The whole cocoa seed is taken orally to prevent and relieve infectious diseases in the intestine, asthma, bronchitis, and lung congestion. Cocoa is very effective for diseases in the gut because the flavanols found in the seed is not changed or absorbed until the small intestine in the gut.
The cocoa seed coat is used for to relieve ailments of the liver, bladder, and kidney; as well as assisting with the management of diabetes.
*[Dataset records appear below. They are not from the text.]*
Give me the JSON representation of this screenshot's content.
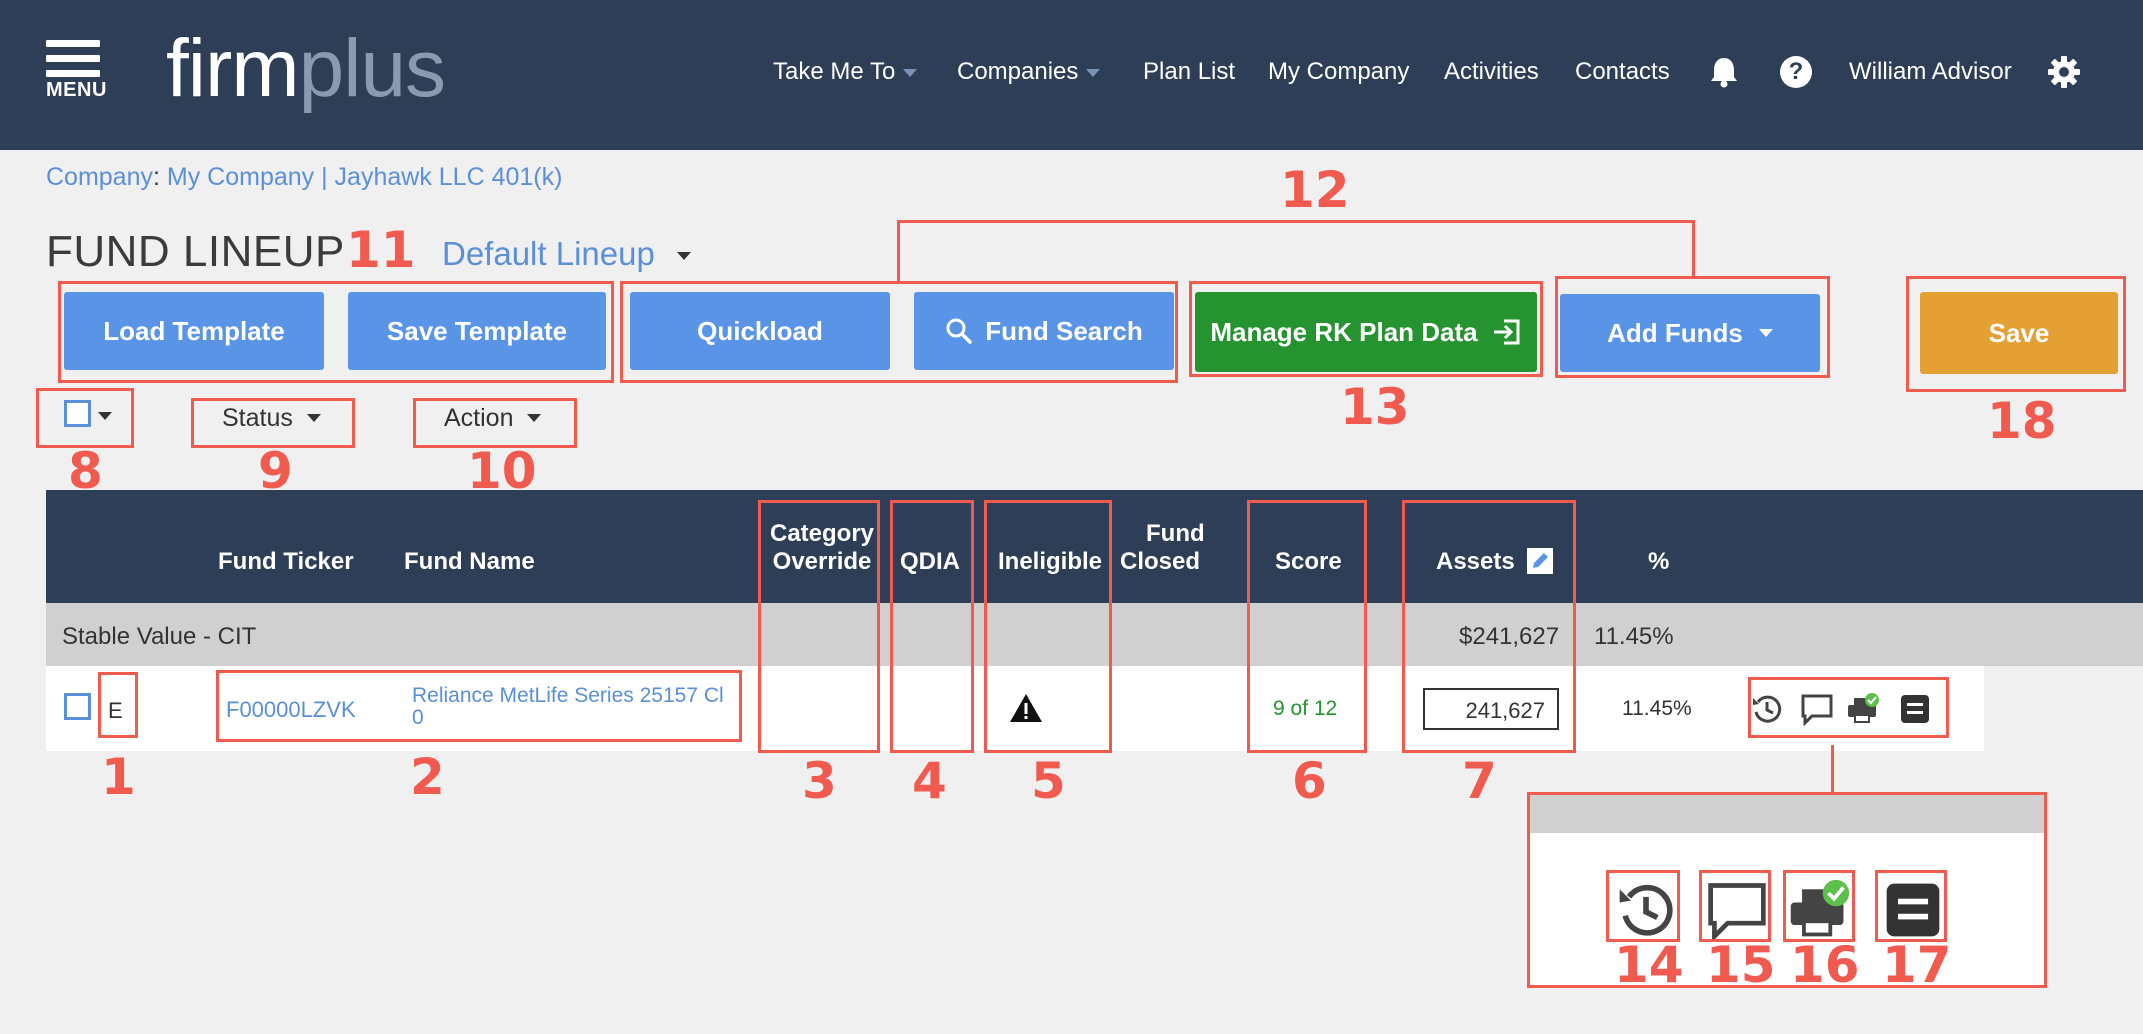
{
  "header": {
    "menu_label": "MENU",
    "logo_firm": "firm",
    "logo_plus": "plus",
    "nav": {
      "take_me_to": "Take Me To",
      "companies": "Companies",
      "plan_list": "Plan List",
      "my_company": "My Company",
      "activities": "Activities",
      "contacts": "Contacts",
      "user": "William Advisor"
    },
    "help_glyph": "?",
    "icons": [
      "menu-icon",
      "bell-icon",
      "help-icon",
      "gear-icon"
    ]
  },
  "breadcrumb": {
    "label": "Company",
    "separator": ":",
    "value": "My Company | Jayhawk LLC 401(k)"
  },
  "page": {
    "title": "FUND LINEUP",
    "lineup_selector": "Default Lineup"
  },
  "toolbar": {
    "load_template": "Load Template",
    "save_template": "Save Template",
    "quickload": "Quickload",
    "fund_search": "Fund Search",
    "manage_rk": "Manage RK Plan Data",
    "add_funds": "Add Funds",
    "save": "Save"
  },
  "filters": {
    "status": "Status",
    "action": "Action"
  },
  "table": {
    "headers": {
      "ticker": "Fund Ticker",
      "name": "Fund Name",
      "category_override_1": "Category",
      "category_override_2": "Override",
      "qdia": "QDIA",
      "ineligible": "Ineligible",
      "fund_closed_1": "Fund",
      "fund_closed_2": "Closed",
      "score": "Score",
      "assets": "Assets",
      "percent": "%"
    },
    "group": {
      "name": "Stable Value - CIT",
      "assets": "$241,627",
      "percent": "11.45%"
    },
    "rows": [
      {
        "flag": "E",
        "ticker": "F00000LZVK",
        "name_line1": "Reliance MetLife Series 25157 Cl",
        "name_line2": "0",
        "ineligible_icon": "warning-icon",
        "score": "9 of 12",
        "assets": "241,627",
        "percent": "11.45%",
        "row_icons": [
          "history-icon",
          "comment-icon",
          "print-check-icon",
          "details-icon"
        ]
      }
    ]
  },
  "annotation_numbers": {
    "n1": "1",
    "n2": "2",
    "n3": "3",
    "n4": "4",
    "n5": "5",
    "n6": "6",
    "n7": "7",
    "n8": "8",
    "n9": "9",
    "n10": "10",
    "n11": "11",
    "n12": "12",
    "n13": "13",
    "n14": "14",
    "n15": "15",
    "n16": "16",
    "n17": "17",
    "n18": "18"
  },
  "colors": {
    "header_bg": "#2e3e56",
    "primary_button": "#5a94e6",
    "green_button": "#25932f",
    "save_button": "#e4a033",
    "link": "#5b8fd8",
    "annotation": "#f05a4f",
    "score_text": "#25932f"
  }
}
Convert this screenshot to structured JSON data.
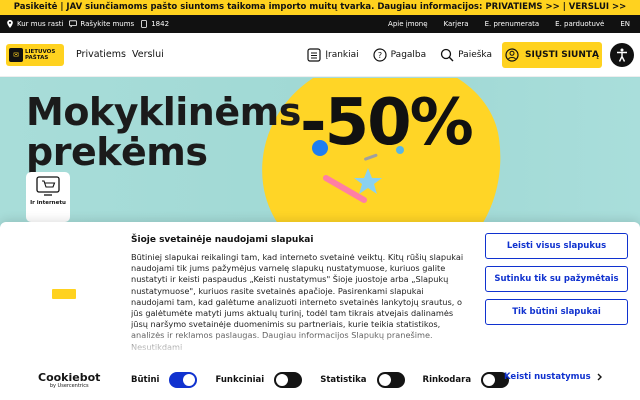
{
  "announcement": "Pasikeitė | JAV siunčiamoms pašto siuntoms taikoma importo muitų tvarka. Daugiau informacijos: PRIVATIEMS >> | VERSLUI >>",
  "utility": {
    "find": "Kur mus rasti",
    "write": "Rašykite mums",
    "phone": "1842",
    "links": [
      "Apie įmonę",
      "Karjera",
      "E. prenumerata",
      "E. parduotuvė",
      "EN"
    ]
  },
  "header": {
    "logo_line1": "LIETUVOS",
    "logo_line2": "PAŠTAS",
    "nav": [
      "Privatiems",
      "Verslui"
    ],
    "tools": {
      "tools_label": "Įrankiai",
      "help_label": "Pagalba",
      "search_label": "Paieška"
    },
    "send_label": "SIŲSTI SIUNTĄ"
  },
  "hero": {
    "title_line1": "Mokyklinėms",
    "title_line2": "prekėms",
    "discount": "-50%",
    "badge_label": "Ir internetu"
  },
  "cookie": {
    "title": "Šioje svetainėje naudojami slapukai",
    "body": "Būtiniej slapukai reikalingi tam, kad interneto svetainė veiktų. Kitų rūšių slapukai naudojami tik jums pažymėjus varnelę slapukų nustatymuose, kuriuos galite nustatyti ir keisti paspaudus „Keisti nustatymus\" Šioje juostoje arba „Slapukų nustatymuose\", kuriuos rasite svetainės apačioje. Pasirenkami slapukai naudojami tam, kad galėtume analizuoti interneto svetainės lankytojų srautus, o jūs galėtumėte matyti jums aktualų turinį, todėl tam tikrais atvejais dalinamės jūsų naršymo svetainėje duomenimis su partneriais, kurie teikia statistikos, analizės ir reklamos paslaugas. Daugiau informacijos Slapukų pranešime. Nesutikdami",
    "buttons": [
      "Leisti visus slapukus",
      "Sutinku tik su pažymėtais",
      "Tik būtini slapukai"
    ],
    "powered_name": "Cookiebot",
    "powered_by": "by Usercentrics",
    "toggles": [
      {
        "label": "Būtini",
        "on": true
      },
      {
        "label": "Funkciniai",
        "on": false
      },
      {
        "label": "Statistika",
        "on": false
      },
      {
        "label": "Rinkodara",
        "on": false
      }
    ],
    "details_label": "Keisti nustatymus"
  },
  "colors": {
    "brand_yellow": "#ffd21f",
    "cookie_blue": "#1032cf",
    "hero_bg": "#a6dcd9"
  }
}
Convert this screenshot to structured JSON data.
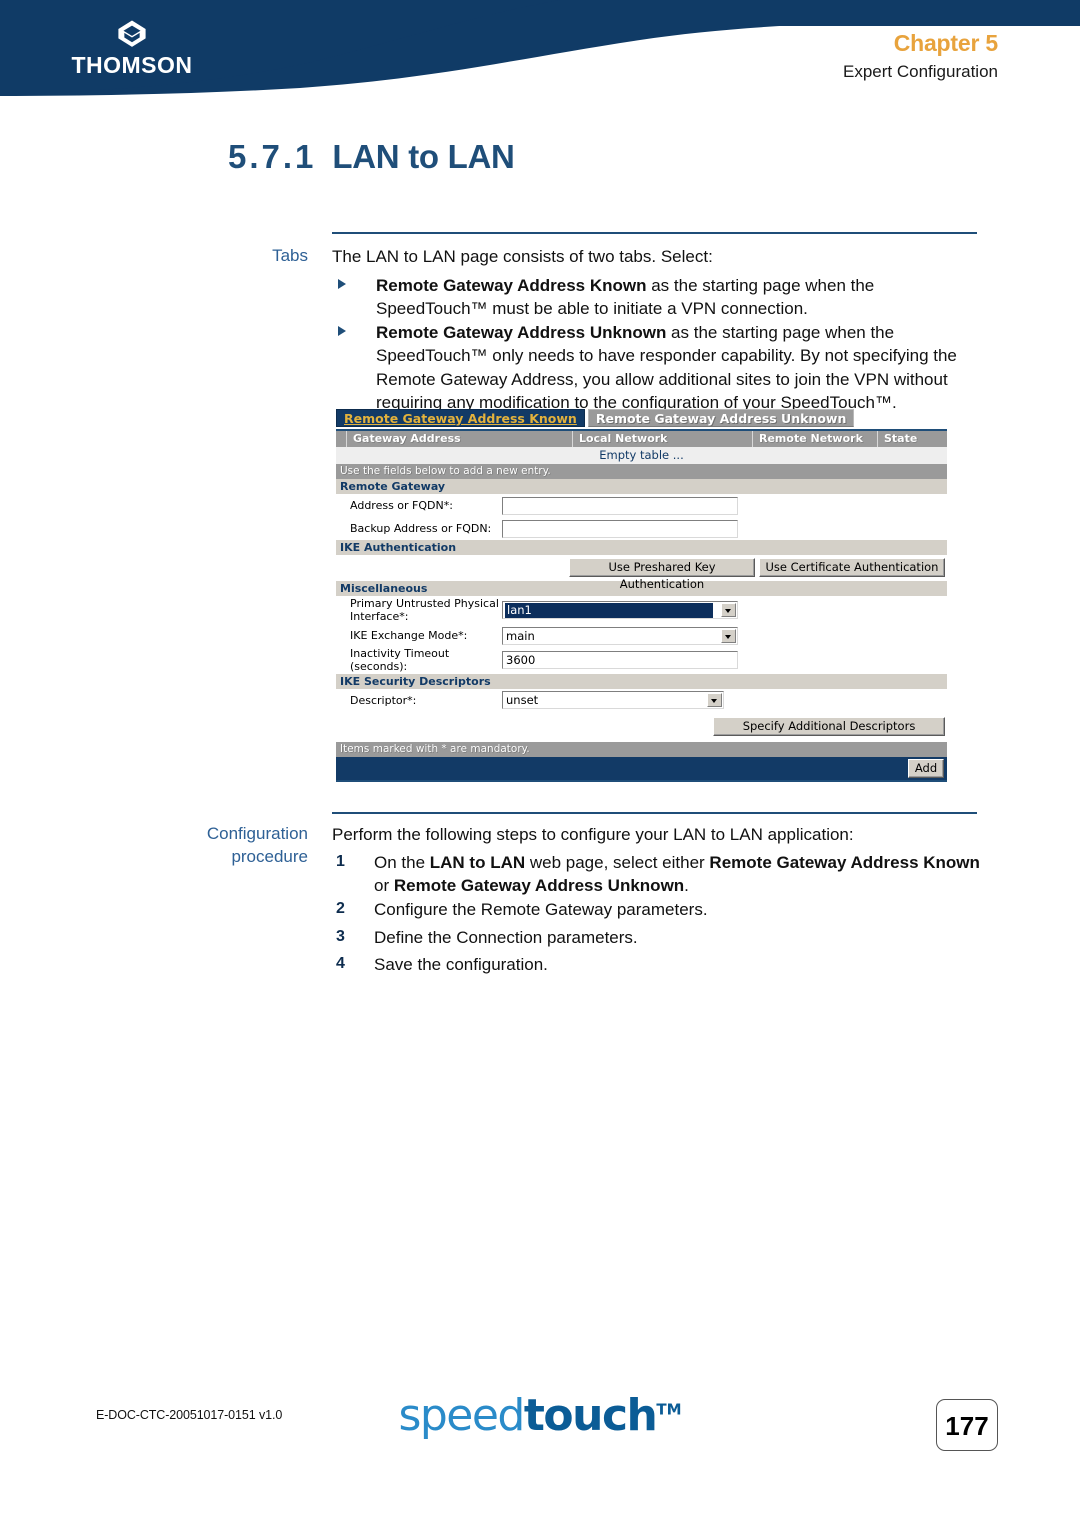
{
  "header": {
    "brand": "THOMSON",
    "brand_mark": "thomson-diamond-logo",
    "chapter": "Chapter 5",
    "chapter_subtitle": "Expert Configuration",
    "accent_color": "#E8A33D",
    "bg_color": "#103B66"
  },
  "title": {
    "number": "5.7.1",
    "text": "LAN to LAN"
  },
  "tabs_section": {
    "margin_label": "Tabs",
    "intro": "The LAN to LAN page consists of two tabs. Select:",
    "bullets": [
      {
        "bold": "Remote Gateway Address Known",
        "rest": " as the starting page when the SpeedTouch™ must be able to initiate a VPN connection."
      },
      {
        "bold": "Remote Gateway Address Unknown",
        "rest": " as the starting page when the SpeedTouch™ only needs to have responder capability. By not specifying the Remote Gateway Address, you allow additional sites to join the VPN without requiring any modification to the configuration of your SpeedTouch™."
      }
    ]
  },
  "screenshot": {
    "tabs": [
      {
        "label": "Remote Gateway Address Known",
        "active": true
      },
      {
        "label": "Remote Gateway Address Unknown",
        "active": false
      }
    ],
    "table": {
      "columns": [
        "Gateway Address",
        "Local Network",
        "Remote Network",
        "State"
      ],
      "empty_text": "Empty table ...",
      "hint": "Use the fields below to add a new entry."
    },
    "sections": [
      {
        "title": "Remote Gateway",
        "fields": [
          {
            "label": "Address or FQDN*:",
            "type": "text",
            "value": ""
          },
          {
            "label": "Backup Address or FQDN:",
            "type": "text",
            "value": ""
          }
        ]
      },
      {
        "title": "IKE Authentication",
        "buttons": [
          "Use Preshared Key Authentication",
          "Use Certificate Authentication"
        ]
      },
      {
        "title": "Miscellaneous",
        "fields": [
          {
            "label": "Primary Untrusted Physical Interface*:",
            "type": "select",
            "value": "lan1",
            "focused": true
          },
          {
            "label": "IKE Exchange Mode*:",
            "type": "select",
            "value": "main",
            "focused": false
          },
          {
            "label": "Inactivity Timeout (seconds):",
            "type": "text",
            "value": "3600"
          }
        ]
      },
      {
        "title": "IKE Security Descriptors",
        "fields": [
          {
            "label": "Descriptor*:",
            "type": "select",
            "value": "unset",
            "focused": false
          }
        ],
        "buttons": [
          "Specify Additional Descriptors"
        ]
      }
    ],
    "mandatory_note": "Items marked with * are mandatory.",
    "add_button": "Add"
  },
  "procedure": {
    "margin_label_line1": "Configuration",
    "margin_label_line2": "procedure",
    "intro": "Perform the following steps to configure your LAN to LAN application:",
    "steps": [
      {
        "num": "1",
        "text_parts": [
          "On the ",
          "LAN to LAN",
          " web page, select either ",
          "Remote Gateway Address Known",
          " or ",
          "Remote Gateway Address Unknown",
          "."
        ]
      },
      {
        "num": "2",
        "text_parts": [
          "Configure the Remote Gateway parameters."
        ]
      },
      {
        "num": "3",
        "text_parts": [
          "Define the Connection parameters."
        ]
      },
      {
        "num": "4",
        "text_parts": [
          "Save the configuration."
        ]
      }
    ]
  },
  "footer": {
    "doc_id": "E-DOC-CTC-20051017-0151 v1.0",
    "logo_thin": "speed",
    "logo_thick": "touch",
    "logo_tm": "TM",
    "page_number": "177"
  }
}
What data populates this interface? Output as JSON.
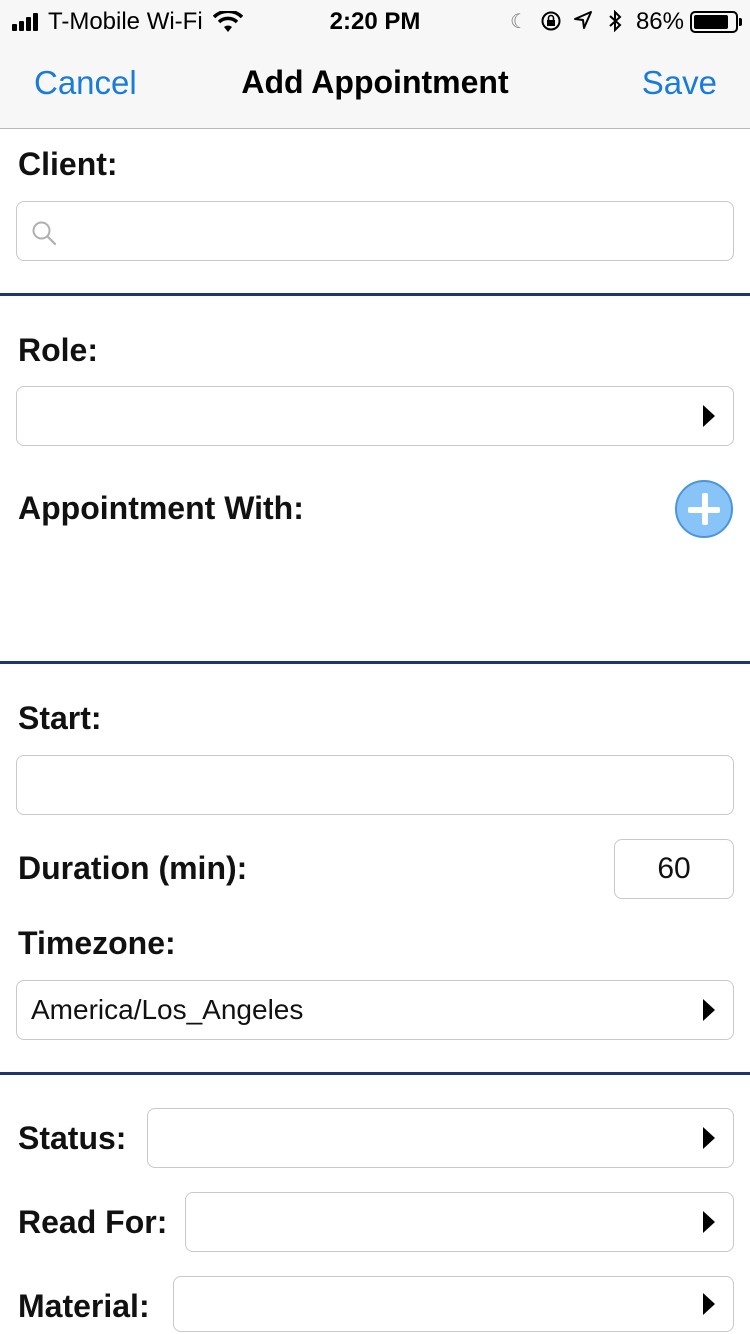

Cocoa butter is an ointment or lotion commonly used as moisturizer to prevent and reduce the appearance of stretch marks.
Side effects of cocoa include:
- Allergic skin reactions
- Increased urination
- Increased heart rate
- Trigger migraines
- Gastrointestinal discomfort
Avoid taking cocoa products with:
- Anticoagulant/antiplatelet medications, herbs, or supplements- interaction may increase risk of bleeding
- Caffeine containing medication, herbs, or supplements- interaction can increase blood pressure
- Calcium- interaction may increase urinary calcium excretion
- Medication, herbs, and supplements that lower blood pressure-interaction causes an additive decrease in blood pressure
- Iron- interaction inhibits iron absorption
- Magnesium- interaction may increase urinary excretion of magnesium
- Antidiabetic medications- interaction may effect glucose control
Always speak with your doctor before taking any new medications, supplements, vitamins, or making drastic changes to your diet. Many anticoagulant medications have multiple interactions that may effect your treatment. Make sure that these choices are appropriate for your treatment.